Does this change the way in which clients interface with TBA Global?

It appears that may be the case. What clients like about our approach is that we bring so many threads expertly together, and while we do that on a project basis, we have accepted some AOR engagements this year. Statements of work can be rich and complex when you include all the digital extensions that need to be added to what was a traditional project. Client feedback tell us that TBA Global ‘gets it’ where their traditional partners either appear to lack the expertise or have a predetermined agenda they are trying to push. We are platform neutral, in other words, we make no money by buying media. That’s not our goal. I guess we are defining new AOR segments where a client prefers our undivided long-term attention, in areas like entertainment-based consumer marketing, or mobile media. If we can do a deeper dive into our client’s business we can provide them with the resultant cost and results improvements that come from assigning us to a portfolio of assignments, whether its consumer facing brand marketing or handling an annual calendar of internal meetings.

So the growth comes from?

It was clear that the traditional ad agency model was broken; too many channels to communicate across, viewership too diffused to warrant the old economy media algorithms, a shift in consumer habits and how they wanted to interact with brands, all stuff everyone knows. This meant a great opportunity for us, no one ‘owns the hill’ of distributing content to key audiences so it was an open sandbox for innovators who understood the digital landscape, as well as the live one. The new money in our industry wasn’t going to come from more companies deciding to have more meetings- in this economy, there are even less. The new money comes from traditional advertising dollars repositioned to create deeper relationships and experiences with customers, some of whom will become their evangelists. Based on who owns us and how we were founded, it’s not unexpected that we have unprecedented access to marquee artists and entertainment properties. Therefore we spend time thinking about how we can uniquely activate on entertainment based IP. At TBA Global we can and do think it up, price it out, and pull it off—where others stall out after the ideation phase. Clients respect that.

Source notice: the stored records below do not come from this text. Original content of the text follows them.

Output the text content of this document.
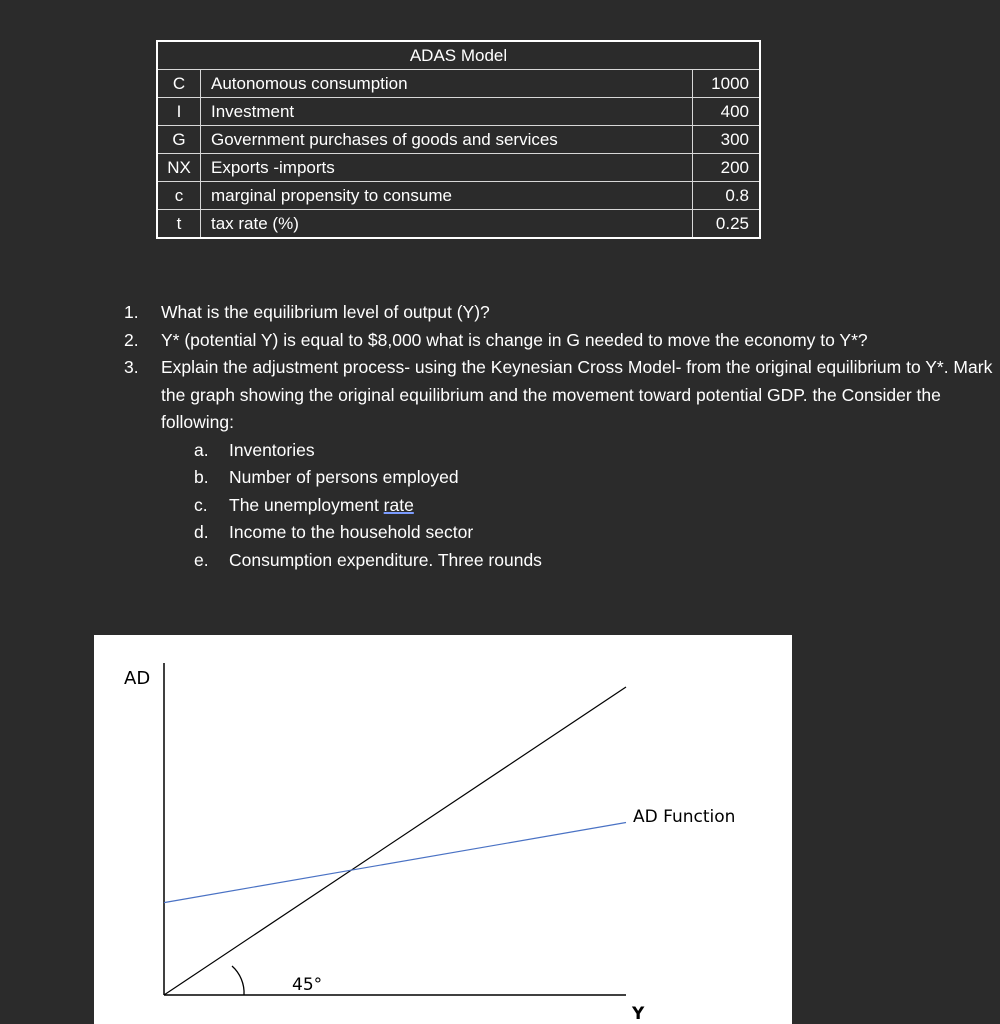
ADAS Model		
C	Autonomous consumption	1000
I	Investment	400
G	Government purchases of goods and services	300
NX	Exports -imports	200
c	marginal propensity to consume	0.8
t	tax rate (%)	0.25
1.	What is the equilibrium level of output (Y)?
2.	Y* (potential Y) is equal to $8,000 what is change in G needed to move the economy to Y*?
3.	Explain the adjustment process- using the Keynesian Cross Model- from the original equilibrium to Y*. Mark the graph showing the original equilibrium and the movement toward potential GDP. the Consider the following:
a.	Inventories
b.	Number of persons employed
c.	The unemployment rate
d.	Income to the household sector
e.	Consumption expenditure. Three rounds
AD
Y
AD Function
45°
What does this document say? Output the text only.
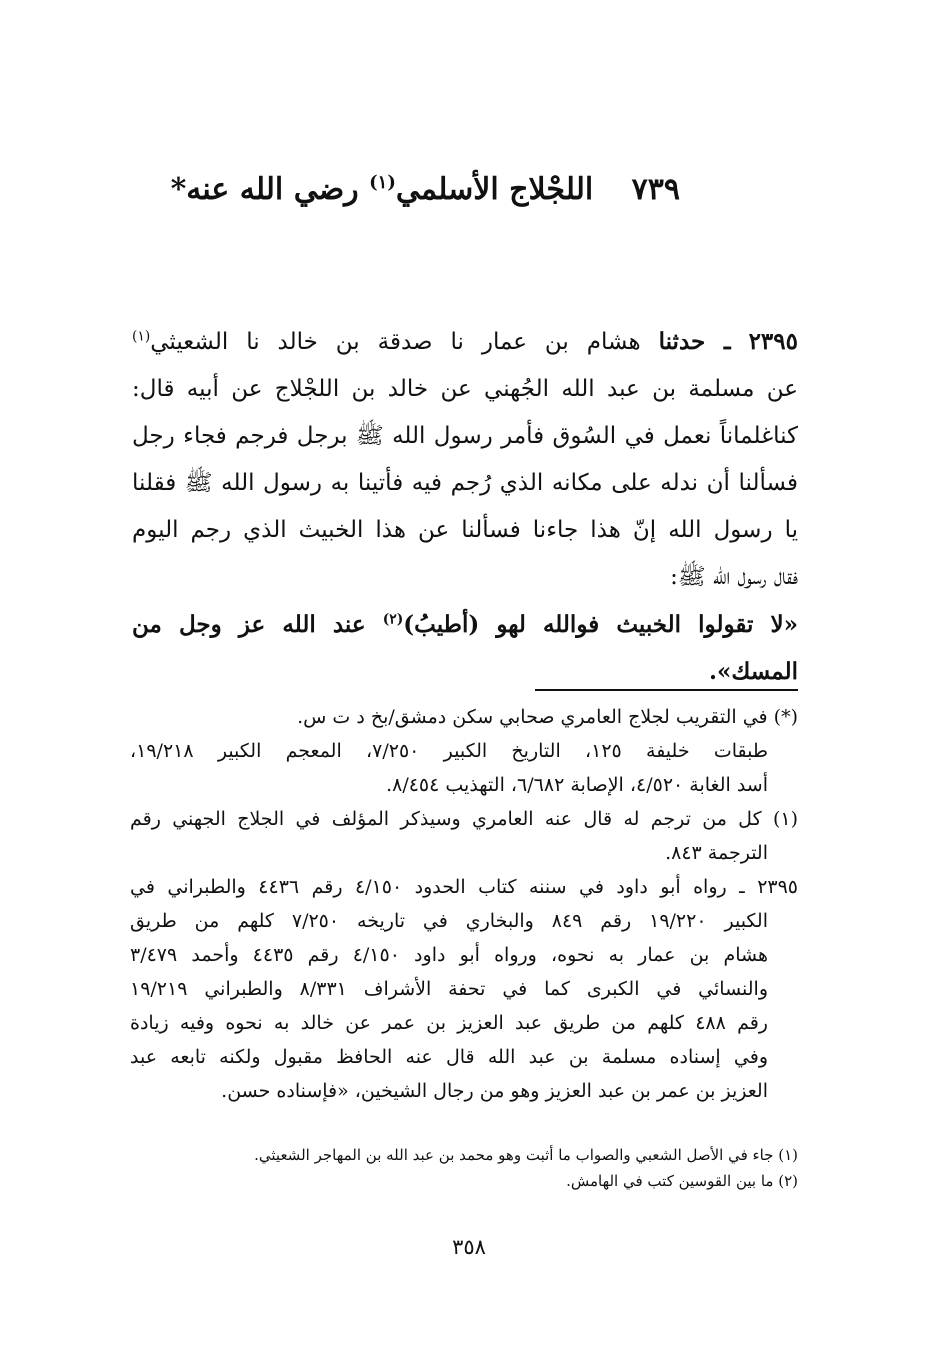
٧٣٩ اللجْلاج الأسلمي$^{(١)}$ رضي الله عنه*
٢٣٩٥ ـ حدثنا هشام بن عمار نا صدقة بن خالد نا الشعيثي$^{(١)}$
عن مسلمة بن عبد الله الجُهني عن خالد بن اللجْلاج عن أبيه قال:
كناغلماناً نعمل في السُوق فأمر رسول الله ﷺ برجل فرجم فجاء رجل
فسألنا أن ندله على مكانه الذي رُجم فيه فأتينا به رسول الله ﷺ فقلنا
يا رسول الله إنّ هذا جاءنا فسألنا عن هذا الخبيث الذي رجم اليوم
فقال رسول الله ﷺ:
«لا تقولوا الخبيث فوالله لهو (أطيبُ)$^{(٢)}$ عند الله عز وجل من
المسك».
(*) في التقريب لجلاج العامري صحابي سكن دمشق/بخ د ت س.
طبقات خليفة ١٢٥، التاريخ الكبير ٧/٢٥٠، المعجم الكبير ١٩/٢١٨،
أسد الغابة ٤/٥٢٠، الإصابة ٦/٦٨٢، التهذيب ٨/٤٥٤.
(١) كل من ترجم له قال عنه العامري وسيذكر المؤلف في الجلاج الجهني رقم
الترجمة ٨٤٣.
٢٣٩٥ ـ رواه أبو داود في سننه كتاب الحدود ٤/١٥٠ رقم ٤٤٣٦ والطبراني في
الكبير ١٩/٢٢٠ رقم ٨٤٩ والبخاري في تاريخه ٧/٢٥٠ كلهم من طريق
هشام بن عمار به نحوه، ورواه أبو داود ٤/١٥٠ رقم ٤٤٣٥ وأحمد ٣/٤٧٩
والنسائي في الكبرى كما في تحفة الأشراف ٨/٣٣١ والطبراني ١٩/٢١٩
رقم ٤٨٨ كلهم من طريق عبد العزيز بن عمر عن خالد به نحوه وفيه زيادة
وفي إسناده مسلمة بن عبد الله قال عنه الحافظ مقبول ولكنه تابعه عبد
العزيز بن عمر بن عبد العزيز وهو من رجال الشيخين، «فإسناده حسن.
(١) جاء في الأصل الشعبي والصواب ما أثبت وهو محمد بن عبد الله بن المهاجر الشعيثي.
(٢) ما بين القوسين كتب في الهامش.
٣٥٨
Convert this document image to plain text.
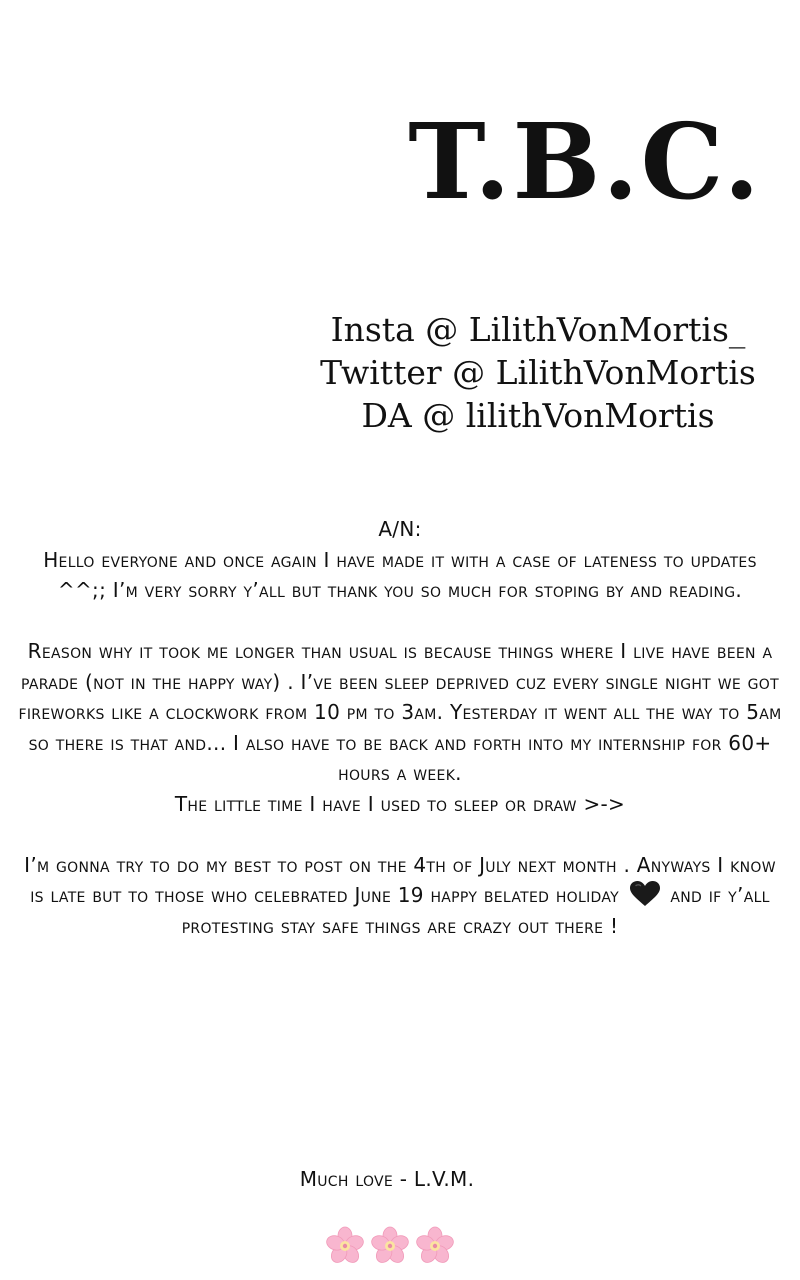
T.B.C.
Insta @ LilithVonMortis_
Twitter @ LilithVonMortis
DA @ lilithVonMortis
A/N:

Hello everyone and once again I have made it with a case of lateness to updates ^^;; I’m very sorry y’all but thank you so much for stoping by and reading.

Reason why it took me longer than usual is because things where I live have been a parade (not in the happy way) . I’ve been sleep deprived cuz every single night we got fireworks like a clockwork from 10 pm to 3am. Yesterday it went all the way to 5am so there is that and... I also have to be back and forth into my internship for 60+ hours a week.
The little time I have I used to sleep or draw >->

I’m gonna try to do my best to post on the 4th of July next month . Anyways I know is late but to those who celebrated June 19 happy belated holiday	and if y’all protesting stay safe things are crazy out there !

Much love - L.V.M.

How does the economy change things for clients and TBA Global?

This has been an amazingly transformational time and obviously not all of it good. When the economy went through its initial gyrations and the Feds stepped in to bail out the financial markets, there was much saber rattling about ‘wasteful and lavish’ spending in the private sector, with ‘events’ getting maligned in an unfair crossfire. When our country and US business needed to come together the most to keep the economy moving, the message instead became ‘keep your heads down’. To create an industry voice that could add to the national dialogue on why US businesses needs to meet, TBA Global created a grassroots concept we brought to life called Keep America Meeting (www.KeepAmericaMeeting.Org) where over 22,000 people who make their livings in the meetings, travel, and hospitality business listed their names and their stories; all of which were presented to members of Congress. People gathering in groups is the most efficient way to energize business results and build relationships, which then reinvigorate hiring. After almost a year of abstinence, clients are starting to come back around to the idea that they need to own what activities will drive their business growth; not outside influencers who aren’t connected to their business agendas. We’ll hang in there and support our clients however they need us to; we’re here for them in good times and in challenging times.